What I am prescribed from my herbalist:
Eleuthero to max comfort
Kapi kachu to max comfort
Methyl Folate work up to 5g
Weakened system and accumulation
Here is what I suspect happened:
I had mononucleosis at 14 or 15 followed by an initial CFS a few months later. I was sick most of high school.
I did better after high school, as long as I was careful about what I ate and to get rest when I needed.
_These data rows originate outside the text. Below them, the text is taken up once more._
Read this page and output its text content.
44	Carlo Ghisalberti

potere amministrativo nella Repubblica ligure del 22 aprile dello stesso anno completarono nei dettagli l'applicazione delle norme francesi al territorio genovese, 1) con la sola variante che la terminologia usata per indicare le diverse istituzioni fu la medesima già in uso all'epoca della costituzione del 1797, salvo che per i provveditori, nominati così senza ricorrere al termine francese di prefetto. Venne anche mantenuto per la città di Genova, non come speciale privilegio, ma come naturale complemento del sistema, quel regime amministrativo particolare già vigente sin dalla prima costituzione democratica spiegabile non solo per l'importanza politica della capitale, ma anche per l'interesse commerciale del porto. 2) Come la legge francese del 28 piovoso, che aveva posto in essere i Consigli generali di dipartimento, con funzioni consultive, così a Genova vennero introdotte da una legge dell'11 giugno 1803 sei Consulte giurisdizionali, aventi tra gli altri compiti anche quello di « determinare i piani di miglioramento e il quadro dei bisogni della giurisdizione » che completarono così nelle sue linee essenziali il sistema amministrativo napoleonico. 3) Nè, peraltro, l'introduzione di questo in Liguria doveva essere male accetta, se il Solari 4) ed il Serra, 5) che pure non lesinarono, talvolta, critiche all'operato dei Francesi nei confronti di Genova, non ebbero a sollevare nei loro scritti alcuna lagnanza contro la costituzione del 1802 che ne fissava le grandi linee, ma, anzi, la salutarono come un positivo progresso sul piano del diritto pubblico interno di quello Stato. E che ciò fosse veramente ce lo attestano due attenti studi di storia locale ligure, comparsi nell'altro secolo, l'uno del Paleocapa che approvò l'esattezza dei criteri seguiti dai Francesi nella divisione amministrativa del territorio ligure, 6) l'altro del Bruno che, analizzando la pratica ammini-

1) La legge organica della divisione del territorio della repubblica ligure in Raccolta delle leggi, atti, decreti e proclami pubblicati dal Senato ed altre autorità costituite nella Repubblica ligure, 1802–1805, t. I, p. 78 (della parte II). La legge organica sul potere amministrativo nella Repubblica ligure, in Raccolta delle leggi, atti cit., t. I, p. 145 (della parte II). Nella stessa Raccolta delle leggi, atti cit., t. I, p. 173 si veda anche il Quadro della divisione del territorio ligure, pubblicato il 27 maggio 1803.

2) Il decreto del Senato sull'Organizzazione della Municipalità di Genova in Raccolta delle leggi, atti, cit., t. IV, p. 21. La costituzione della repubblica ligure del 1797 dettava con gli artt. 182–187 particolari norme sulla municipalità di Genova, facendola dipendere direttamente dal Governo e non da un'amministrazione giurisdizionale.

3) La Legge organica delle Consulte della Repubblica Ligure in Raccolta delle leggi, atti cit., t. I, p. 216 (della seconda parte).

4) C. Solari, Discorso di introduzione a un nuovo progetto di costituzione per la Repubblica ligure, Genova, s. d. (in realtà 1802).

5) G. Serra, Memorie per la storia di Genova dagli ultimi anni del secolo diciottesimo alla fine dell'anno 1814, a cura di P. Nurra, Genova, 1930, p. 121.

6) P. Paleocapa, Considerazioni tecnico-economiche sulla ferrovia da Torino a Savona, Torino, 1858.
I had a severe pneumonia 6-7 years ago which never left my system, and I had a strong return of the CFS a few months later.
I got Lyme May of 2015 (numb arms, legs, face, tongue, poor memory, severe fatigue).
It seems that each of these – the Epstein-Barr, pneumonia, and Lyme stayed in and increased the load on my system. The two periods of CFS both came a few months after a serious infection (mononucleosis and pneumonia). It’s likely that my body was initially weakened by the EPB and was then less able to fight off the rest.
It’s also possible that my system was weakened by feeling lost and off track, which I did both at age 14-15, and 6-7 years ago. During times when I have experienced a strong sense of purpose and being on track, I tend to do better.